Transit Gateway

In “Architecting on AWS”, as of July 2019, there are some slides on Transit Gateway, which was introduced as an alternative to VPC peering, especially when there are large number of peerings.

The scenario is that all 3 VPCs need to connect to an on premise site via the VPN, but are isolated from each other. The on premise site is part of network 10, hence the route to 10/8 in the VPC routing tables, of which only one is drawn. The Transit Gateway has a route to the VPN and all 3 VPCs, but it is not obvious why the VPCs are isolated from each other.

The link between the VPCs and the TGW and between the VPN and the TGW are called attachments. Attachments are associated with a route table. From the console: “Associating an attachment to a route table allow traffic to be sent from the attachment to the target route table. One attachment can only be associated to one route table”. So in the diagram traffic from the bottom VPC is send to the green route table, and traffic from the VPN is sent to the red route table.

To demonstrate this kind of connectivity, I set up a lab. For simplicity, I didn’t use a VPN.

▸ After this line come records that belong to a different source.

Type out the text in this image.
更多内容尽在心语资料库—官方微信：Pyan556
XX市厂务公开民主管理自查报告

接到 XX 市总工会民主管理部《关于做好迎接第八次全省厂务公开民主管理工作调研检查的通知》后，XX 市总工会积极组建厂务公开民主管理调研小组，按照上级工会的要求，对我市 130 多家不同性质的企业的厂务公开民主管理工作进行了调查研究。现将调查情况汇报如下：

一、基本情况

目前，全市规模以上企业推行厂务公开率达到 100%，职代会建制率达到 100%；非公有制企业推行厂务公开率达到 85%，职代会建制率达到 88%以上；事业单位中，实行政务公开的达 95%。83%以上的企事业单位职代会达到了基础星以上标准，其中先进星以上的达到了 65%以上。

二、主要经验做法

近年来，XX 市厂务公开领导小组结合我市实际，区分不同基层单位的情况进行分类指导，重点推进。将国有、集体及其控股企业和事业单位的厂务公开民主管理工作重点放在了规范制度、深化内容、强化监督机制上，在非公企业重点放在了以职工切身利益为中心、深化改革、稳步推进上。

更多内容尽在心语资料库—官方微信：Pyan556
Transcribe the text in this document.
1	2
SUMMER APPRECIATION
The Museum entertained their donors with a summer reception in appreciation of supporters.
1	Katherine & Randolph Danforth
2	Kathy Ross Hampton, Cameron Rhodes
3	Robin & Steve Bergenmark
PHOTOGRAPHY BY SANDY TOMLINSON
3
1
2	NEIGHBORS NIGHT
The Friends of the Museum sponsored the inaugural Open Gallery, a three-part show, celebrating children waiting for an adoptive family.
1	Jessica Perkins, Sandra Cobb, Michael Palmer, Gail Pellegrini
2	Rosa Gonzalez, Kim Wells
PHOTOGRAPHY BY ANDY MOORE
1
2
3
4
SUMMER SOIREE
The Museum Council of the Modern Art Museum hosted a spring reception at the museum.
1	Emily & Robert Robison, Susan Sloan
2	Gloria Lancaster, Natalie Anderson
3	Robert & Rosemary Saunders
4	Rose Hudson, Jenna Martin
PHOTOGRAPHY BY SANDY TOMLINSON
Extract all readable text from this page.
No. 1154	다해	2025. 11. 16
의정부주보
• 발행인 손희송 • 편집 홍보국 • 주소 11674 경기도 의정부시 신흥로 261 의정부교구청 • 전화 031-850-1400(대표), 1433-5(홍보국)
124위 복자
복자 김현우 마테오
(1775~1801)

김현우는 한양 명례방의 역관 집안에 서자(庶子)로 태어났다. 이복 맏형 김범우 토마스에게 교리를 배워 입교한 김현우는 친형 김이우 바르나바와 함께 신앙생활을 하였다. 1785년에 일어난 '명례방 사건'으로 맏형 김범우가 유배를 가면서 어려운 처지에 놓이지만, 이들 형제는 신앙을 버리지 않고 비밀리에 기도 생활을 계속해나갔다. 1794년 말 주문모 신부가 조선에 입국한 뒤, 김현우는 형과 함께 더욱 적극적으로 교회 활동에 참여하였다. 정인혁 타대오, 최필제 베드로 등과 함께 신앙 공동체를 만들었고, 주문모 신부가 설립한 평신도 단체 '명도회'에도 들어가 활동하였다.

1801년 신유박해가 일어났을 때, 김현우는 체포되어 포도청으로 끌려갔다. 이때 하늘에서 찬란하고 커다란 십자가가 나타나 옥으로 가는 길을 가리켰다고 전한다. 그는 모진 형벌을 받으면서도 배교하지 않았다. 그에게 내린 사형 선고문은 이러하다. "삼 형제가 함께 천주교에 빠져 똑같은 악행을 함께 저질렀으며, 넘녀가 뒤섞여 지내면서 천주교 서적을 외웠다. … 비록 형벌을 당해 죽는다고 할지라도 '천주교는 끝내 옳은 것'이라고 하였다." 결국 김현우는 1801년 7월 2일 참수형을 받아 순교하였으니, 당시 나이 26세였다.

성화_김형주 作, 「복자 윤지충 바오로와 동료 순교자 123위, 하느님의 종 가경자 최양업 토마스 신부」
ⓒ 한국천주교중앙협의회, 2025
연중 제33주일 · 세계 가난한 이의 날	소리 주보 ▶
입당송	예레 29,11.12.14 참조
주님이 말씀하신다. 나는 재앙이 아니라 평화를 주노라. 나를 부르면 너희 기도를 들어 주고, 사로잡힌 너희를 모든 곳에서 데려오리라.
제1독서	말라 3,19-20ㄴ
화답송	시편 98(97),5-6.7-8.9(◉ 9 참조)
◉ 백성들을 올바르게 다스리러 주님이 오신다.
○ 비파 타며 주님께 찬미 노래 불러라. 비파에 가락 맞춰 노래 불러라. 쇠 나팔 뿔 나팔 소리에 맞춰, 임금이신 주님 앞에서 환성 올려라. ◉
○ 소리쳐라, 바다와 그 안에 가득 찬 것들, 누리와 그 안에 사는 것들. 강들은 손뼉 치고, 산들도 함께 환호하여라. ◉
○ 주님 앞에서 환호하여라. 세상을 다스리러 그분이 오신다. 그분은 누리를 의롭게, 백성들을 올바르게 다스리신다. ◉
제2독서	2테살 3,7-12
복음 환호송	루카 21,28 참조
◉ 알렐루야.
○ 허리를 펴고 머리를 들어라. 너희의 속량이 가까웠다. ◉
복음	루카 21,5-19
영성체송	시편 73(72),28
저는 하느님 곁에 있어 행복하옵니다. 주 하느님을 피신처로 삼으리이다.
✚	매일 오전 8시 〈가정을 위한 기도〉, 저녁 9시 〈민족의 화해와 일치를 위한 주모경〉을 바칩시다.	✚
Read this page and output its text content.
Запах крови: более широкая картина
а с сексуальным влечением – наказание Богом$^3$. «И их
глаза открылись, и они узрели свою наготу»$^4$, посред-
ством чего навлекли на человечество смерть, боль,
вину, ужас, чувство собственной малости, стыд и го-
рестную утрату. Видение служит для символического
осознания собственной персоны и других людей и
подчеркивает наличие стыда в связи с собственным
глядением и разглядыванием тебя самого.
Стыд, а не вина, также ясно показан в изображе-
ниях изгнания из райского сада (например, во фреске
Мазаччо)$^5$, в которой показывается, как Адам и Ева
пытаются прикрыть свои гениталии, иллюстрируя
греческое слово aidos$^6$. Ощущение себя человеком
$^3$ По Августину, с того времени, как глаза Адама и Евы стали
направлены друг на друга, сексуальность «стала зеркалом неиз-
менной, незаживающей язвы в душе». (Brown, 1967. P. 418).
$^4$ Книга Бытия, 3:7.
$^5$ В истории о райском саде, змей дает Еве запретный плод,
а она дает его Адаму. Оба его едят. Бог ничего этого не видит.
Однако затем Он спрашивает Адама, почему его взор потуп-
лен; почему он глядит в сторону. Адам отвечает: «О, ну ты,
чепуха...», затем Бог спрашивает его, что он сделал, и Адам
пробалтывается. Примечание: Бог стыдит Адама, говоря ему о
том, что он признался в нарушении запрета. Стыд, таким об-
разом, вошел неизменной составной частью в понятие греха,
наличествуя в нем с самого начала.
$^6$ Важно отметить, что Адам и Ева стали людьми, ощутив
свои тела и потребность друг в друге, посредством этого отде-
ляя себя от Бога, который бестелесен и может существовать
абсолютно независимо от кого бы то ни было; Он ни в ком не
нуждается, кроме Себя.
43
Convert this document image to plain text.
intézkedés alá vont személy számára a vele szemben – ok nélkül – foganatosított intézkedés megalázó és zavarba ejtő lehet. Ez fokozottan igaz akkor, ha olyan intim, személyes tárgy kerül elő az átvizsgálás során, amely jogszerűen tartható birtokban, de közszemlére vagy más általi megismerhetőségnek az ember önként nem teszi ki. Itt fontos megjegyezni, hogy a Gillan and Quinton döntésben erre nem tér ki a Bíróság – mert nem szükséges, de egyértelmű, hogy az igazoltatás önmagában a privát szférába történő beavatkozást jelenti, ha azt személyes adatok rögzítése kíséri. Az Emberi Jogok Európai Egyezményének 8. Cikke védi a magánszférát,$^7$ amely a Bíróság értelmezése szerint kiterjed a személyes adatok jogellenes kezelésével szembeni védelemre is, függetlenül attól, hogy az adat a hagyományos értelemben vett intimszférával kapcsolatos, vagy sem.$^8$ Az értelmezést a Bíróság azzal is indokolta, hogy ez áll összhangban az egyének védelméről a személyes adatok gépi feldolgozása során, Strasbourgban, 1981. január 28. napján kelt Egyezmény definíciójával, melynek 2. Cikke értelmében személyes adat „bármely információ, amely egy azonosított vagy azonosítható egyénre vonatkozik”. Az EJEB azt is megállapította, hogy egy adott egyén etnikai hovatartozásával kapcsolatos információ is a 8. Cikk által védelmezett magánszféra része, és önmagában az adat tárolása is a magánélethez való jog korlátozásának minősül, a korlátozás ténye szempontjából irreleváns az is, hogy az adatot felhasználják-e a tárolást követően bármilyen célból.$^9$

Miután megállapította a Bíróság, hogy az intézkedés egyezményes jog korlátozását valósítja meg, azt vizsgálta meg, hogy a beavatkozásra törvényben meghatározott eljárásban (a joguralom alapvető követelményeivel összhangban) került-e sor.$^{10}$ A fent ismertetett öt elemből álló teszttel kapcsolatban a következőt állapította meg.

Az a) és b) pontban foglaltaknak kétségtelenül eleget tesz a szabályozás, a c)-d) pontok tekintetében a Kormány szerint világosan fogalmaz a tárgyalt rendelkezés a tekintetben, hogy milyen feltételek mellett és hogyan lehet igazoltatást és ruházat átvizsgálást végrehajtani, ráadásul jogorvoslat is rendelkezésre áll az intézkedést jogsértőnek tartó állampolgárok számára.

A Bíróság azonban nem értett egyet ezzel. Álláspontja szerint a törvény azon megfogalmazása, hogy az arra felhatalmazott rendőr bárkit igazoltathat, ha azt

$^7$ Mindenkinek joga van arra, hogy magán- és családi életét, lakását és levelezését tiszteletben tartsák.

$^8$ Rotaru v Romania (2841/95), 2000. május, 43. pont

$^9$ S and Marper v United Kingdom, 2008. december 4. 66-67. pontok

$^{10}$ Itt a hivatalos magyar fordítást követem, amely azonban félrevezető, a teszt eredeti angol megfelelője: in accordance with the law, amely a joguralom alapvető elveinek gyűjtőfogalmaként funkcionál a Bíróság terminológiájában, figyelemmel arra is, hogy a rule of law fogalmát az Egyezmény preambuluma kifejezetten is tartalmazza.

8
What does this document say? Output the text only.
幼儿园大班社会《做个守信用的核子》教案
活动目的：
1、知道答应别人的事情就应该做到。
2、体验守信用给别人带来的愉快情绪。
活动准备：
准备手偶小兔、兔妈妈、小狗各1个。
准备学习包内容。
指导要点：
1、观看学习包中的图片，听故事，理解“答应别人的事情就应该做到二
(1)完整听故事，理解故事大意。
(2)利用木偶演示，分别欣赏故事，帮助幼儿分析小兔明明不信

To start with, create 3 VPCs in the same region, with non overlapping CIDR ranges. I used 10.1.0.0/16, 10.2.0.0/16 and 10.3.0.0/16. For simplicity, I created one public subnet in each, using a /24 mask, with an Internet Gateway in each VPC, and modified the route table for each VPC to add a default route to the IGW. Launch an Amazon EC2 instance in each VPC, using a security group which allows SSH and ICMP from anywhere, to keep it simple. I used public subnets simply to make it easy to login to the instances.

To start with, lets establish full mesh connectivity.

Create a Transit Gateway called TGW, leaving all the defaults. It is in the pending state for about 2 minutes. Notice that it creates a route table, with no associations, propogations or routes.

Create an attachment called ATT1 between the TGW and VPC1, leaving all the defaults. It is pending for about 1 minute. Repeat for ATT2 between the TGW and VPC2, and ATT3 between the TGW and VPC3.

Look at the route table again. There is a route to the VPC1 CIDR range via ATT1, and similarly routes to VPC2 and VPC3 via their respective attachements. The routes have automatically propogated from the VPCs

Click the associations tab. The route table is associated with each attachment, in other words traffic from each attachment is using this route table.

Click the propogations tab. This is why the VPC CIDR ranges were propogated to the route table.

We are note quite set up for full mesh connectivity yet. Logon to the instance in VPC1 and try to ping the private IP address of the other instances. The pings fail. This is because the VPC route tables have no route other than the local route and the default route to the IGW.

For each VPC routing table, add a route 10.0.0.0/8 with target TGW.

Repeat the ping test. They should all work. We have achieved full connectivity between all 3 VPCs.

Now to set up partial connectivity, similar to the graphic above, but without the VPN to keep it simple. I want VPC1 to be able to communicate with the other VPCs, but VPC2 and VPC3 not to communicate with each other.

Select the TGW route table and delete all 3 associations. This takes a few seconds.

Create a TGW route table called RT1. It is pending or about 1 minute. Associate it with ATT1.

Create a TGW route table called RT2-3. Associate it with ATT2 and ATT3

For RT1, add a route to the CIDR range of VPC2 and choose attachment ATT2 (this is similar to a target). Add another route to VPC3 via ATT3.

For RT2-3, add a route to the CIDR range of VPC1 via ATT1.

Repeat the ping test. The instance in VPC2 can ping the instance in VPC1 but cannot ping the instance in VPC3.

To clean up, delete everything as TGW costs about $0.05 per attachment per hour. Delete the route table associations, then the route tables, then the attachments, then the TGW.